Recently, Tamron sent a team of us to the Northwest to work with the Columbia Camera Club Council. I got a chance to spend one day on the coast of the Pacific northwest (where I had not been), around Cape Disappointment, the end of the trail of Lewis and Clarks’ great expedition to the Pacific at the dawn of the westward movement of settlers.

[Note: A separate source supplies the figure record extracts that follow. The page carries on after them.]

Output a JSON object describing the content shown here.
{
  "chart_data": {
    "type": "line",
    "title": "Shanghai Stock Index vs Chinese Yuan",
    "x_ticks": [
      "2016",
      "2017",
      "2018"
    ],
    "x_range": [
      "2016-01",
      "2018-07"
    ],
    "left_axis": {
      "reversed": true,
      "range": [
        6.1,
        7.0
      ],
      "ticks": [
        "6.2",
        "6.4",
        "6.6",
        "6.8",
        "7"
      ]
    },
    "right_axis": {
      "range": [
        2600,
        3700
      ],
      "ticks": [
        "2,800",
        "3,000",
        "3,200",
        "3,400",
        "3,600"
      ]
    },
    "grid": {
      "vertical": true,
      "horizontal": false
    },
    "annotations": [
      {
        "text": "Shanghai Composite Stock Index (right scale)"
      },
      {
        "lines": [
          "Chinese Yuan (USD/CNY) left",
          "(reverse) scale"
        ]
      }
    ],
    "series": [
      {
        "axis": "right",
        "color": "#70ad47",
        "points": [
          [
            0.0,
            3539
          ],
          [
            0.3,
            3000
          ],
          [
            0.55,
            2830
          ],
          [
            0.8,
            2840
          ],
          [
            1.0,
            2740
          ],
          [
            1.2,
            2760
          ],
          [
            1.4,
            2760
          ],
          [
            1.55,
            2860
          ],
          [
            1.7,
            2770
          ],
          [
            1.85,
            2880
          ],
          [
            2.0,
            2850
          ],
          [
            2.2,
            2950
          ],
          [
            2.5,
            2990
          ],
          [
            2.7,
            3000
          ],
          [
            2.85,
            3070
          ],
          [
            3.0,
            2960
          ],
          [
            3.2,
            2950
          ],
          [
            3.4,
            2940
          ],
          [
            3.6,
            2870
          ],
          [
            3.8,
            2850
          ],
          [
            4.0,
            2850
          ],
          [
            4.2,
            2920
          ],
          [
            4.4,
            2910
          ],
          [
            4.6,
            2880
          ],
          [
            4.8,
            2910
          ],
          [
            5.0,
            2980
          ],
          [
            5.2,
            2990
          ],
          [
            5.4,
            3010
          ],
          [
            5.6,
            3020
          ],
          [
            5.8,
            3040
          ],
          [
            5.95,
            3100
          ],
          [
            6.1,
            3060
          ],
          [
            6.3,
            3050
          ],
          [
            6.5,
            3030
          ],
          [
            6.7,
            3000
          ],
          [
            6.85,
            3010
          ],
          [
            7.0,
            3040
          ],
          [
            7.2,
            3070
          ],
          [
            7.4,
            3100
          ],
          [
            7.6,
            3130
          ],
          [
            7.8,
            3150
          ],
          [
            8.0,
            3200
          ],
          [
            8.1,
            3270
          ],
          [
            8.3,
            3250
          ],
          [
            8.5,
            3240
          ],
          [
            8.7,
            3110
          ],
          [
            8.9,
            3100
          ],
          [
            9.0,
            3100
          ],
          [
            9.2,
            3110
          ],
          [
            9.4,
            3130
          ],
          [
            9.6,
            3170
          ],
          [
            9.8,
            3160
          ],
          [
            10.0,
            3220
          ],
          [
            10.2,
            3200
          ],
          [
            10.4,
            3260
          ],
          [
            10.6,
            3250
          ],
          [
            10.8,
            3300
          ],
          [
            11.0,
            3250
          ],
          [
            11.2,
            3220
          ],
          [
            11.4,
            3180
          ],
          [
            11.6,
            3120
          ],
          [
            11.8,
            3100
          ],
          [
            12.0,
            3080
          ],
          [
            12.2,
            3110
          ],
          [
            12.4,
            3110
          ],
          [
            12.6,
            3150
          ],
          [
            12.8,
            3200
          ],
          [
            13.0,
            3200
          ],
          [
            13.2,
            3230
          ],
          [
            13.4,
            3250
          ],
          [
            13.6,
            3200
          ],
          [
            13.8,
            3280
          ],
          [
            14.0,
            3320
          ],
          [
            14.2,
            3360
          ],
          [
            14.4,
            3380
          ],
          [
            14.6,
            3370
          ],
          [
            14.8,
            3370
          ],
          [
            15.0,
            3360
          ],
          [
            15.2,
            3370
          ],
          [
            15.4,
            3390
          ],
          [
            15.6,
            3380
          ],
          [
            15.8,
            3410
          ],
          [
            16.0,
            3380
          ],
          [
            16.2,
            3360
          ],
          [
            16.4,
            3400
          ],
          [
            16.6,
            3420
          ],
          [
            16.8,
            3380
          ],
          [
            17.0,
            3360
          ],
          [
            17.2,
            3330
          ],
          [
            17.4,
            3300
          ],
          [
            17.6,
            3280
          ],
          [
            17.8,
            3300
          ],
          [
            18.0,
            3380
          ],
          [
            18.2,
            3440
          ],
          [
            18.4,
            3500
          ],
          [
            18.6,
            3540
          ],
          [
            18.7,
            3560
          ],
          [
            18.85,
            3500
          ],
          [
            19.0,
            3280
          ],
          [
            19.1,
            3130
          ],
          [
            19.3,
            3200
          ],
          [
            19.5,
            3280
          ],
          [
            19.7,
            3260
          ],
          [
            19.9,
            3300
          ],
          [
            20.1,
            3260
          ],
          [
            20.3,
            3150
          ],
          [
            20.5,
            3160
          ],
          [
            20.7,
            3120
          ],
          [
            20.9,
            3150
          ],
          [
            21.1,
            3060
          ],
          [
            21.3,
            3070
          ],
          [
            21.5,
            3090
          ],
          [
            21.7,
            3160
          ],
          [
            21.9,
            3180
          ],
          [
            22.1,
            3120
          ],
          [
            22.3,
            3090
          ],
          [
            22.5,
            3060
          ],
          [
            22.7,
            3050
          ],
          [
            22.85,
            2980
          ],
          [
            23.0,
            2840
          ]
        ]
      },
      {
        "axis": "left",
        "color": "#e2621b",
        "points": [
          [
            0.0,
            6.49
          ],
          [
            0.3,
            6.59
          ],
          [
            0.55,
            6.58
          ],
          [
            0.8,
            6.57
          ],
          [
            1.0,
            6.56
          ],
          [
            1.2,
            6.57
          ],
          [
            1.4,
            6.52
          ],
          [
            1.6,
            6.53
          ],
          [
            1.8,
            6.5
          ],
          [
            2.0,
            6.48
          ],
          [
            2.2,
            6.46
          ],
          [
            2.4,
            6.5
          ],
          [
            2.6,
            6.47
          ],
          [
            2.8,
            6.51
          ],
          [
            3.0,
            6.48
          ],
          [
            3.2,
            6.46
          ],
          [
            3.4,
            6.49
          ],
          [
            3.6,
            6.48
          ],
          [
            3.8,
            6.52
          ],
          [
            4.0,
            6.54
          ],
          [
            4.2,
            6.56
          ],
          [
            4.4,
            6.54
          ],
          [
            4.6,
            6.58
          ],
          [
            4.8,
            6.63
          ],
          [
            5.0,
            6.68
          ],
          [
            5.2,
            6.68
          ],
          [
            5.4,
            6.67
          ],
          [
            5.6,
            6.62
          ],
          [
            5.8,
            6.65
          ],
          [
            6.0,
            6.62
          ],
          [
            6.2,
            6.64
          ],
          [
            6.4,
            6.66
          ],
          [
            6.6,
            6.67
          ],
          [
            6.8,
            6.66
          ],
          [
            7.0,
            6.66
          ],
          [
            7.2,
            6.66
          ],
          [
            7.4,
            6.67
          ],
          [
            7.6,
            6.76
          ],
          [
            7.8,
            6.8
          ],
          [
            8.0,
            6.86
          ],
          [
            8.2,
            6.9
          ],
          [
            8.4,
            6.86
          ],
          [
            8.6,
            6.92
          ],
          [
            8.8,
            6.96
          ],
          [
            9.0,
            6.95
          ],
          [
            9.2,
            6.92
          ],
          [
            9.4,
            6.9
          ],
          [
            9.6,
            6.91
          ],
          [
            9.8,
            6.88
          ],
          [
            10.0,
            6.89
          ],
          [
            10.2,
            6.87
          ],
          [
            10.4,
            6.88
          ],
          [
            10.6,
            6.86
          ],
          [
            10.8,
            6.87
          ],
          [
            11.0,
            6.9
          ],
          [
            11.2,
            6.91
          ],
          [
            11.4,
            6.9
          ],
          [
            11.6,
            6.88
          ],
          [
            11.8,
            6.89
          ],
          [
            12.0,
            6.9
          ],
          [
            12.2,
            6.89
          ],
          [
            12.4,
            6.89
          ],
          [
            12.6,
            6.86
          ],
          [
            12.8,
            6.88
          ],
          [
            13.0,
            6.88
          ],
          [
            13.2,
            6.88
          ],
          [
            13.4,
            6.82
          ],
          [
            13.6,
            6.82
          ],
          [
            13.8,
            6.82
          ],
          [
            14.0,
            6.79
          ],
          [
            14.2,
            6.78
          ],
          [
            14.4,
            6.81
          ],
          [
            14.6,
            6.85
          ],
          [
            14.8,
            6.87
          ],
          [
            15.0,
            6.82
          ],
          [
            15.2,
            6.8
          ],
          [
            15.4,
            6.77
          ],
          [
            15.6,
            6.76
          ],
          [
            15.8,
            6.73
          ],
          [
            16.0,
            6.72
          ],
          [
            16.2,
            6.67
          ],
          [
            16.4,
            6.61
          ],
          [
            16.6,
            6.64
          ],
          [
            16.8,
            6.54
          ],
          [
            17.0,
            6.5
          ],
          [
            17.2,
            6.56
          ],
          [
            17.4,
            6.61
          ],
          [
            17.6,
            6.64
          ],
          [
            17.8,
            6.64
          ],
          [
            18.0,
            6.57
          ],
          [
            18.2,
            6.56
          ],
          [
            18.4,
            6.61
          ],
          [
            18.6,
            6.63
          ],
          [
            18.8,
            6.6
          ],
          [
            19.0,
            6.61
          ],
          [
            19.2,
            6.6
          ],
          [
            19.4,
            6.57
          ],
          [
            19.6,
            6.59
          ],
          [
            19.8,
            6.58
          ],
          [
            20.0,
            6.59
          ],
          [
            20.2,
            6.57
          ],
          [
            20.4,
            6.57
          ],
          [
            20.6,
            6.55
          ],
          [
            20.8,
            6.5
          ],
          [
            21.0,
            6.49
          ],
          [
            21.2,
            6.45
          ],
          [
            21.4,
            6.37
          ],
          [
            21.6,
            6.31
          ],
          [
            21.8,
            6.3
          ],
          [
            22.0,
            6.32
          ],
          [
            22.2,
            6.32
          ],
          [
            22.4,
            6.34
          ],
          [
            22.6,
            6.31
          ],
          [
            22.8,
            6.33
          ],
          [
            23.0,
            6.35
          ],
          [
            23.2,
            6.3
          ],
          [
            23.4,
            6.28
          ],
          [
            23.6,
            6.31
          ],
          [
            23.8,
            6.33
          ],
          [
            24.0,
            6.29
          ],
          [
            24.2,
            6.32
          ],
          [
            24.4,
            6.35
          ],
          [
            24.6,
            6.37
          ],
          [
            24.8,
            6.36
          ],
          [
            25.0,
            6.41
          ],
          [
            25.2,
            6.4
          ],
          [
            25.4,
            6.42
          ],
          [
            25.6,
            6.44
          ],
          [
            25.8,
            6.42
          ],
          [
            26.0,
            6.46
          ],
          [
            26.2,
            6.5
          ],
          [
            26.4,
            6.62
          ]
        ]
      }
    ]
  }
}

The coast is sparsely populated. The drive along state highway 4 and US 101 west from Longview, beside the Columbia river, is a tale of twists and turns through tiny villages and great scenery. There are thousands of acres of rainforest and rugged mountains. There are tugboats pushing great barges along the river, funky country stores and diners to explore. Eventually, it ends at Cape Disappointment and the Long Beach peninsula, where the Columbia empties into the Pacific. The peninsula runs straight north and south facing the Pacific Ocean. It is bounded by Leadbetter Point State Park covering its north tip, the Willapa Bay on the west and Baker Bay on the southwest. The Columbia River is on the south and is connected to the mainland by a land bridge.
I had never seen the confluence of the Columbia and the Pacific. I have to say, it is amazing. I got to spend an evening and part of a day around Long Beach, Washington. It’s a wonderful village smack in the middle of the longest beach in the world, fronting on the Pacific Ocean. At about 50 miles long, the beach is over twice Daytona’s famed length. And like Daytona, the public is permitted to drive on it. In addition to being long, it is wide, really wide. The surf is often really rough. (Consider that the Columbia forces massive amounts of outflow into the ocean, conflicting with the southbound flow of the ocean’s coastal stream.)
Long Beach Peninsula is a really interesting town to visit. From the funky and fun tee shirt emporiums (like Stormin’ Norman’s) to the ice cream shop, with the HUGE servings (Scoopers) to the fudge shops, to the more upscale eateries, it takes one back in time. Cape Disappointment is home to two lighthouses, though I had to miss them this trip. A side trip to Oystertown produced a great dinner of clams and a few cool photos.
When I left Long Beach for the three-hour drive to the Portland airport, I had the chance to stop in Ilwaco and see the Pacific from just about where Lewis and Clark viewed it hundreds of feet above the shore, after their amazing adventure. I also visited the Ilwaco fishing fleet port, crossed the mighty Columbia to Astoria Oregon and then to Portland.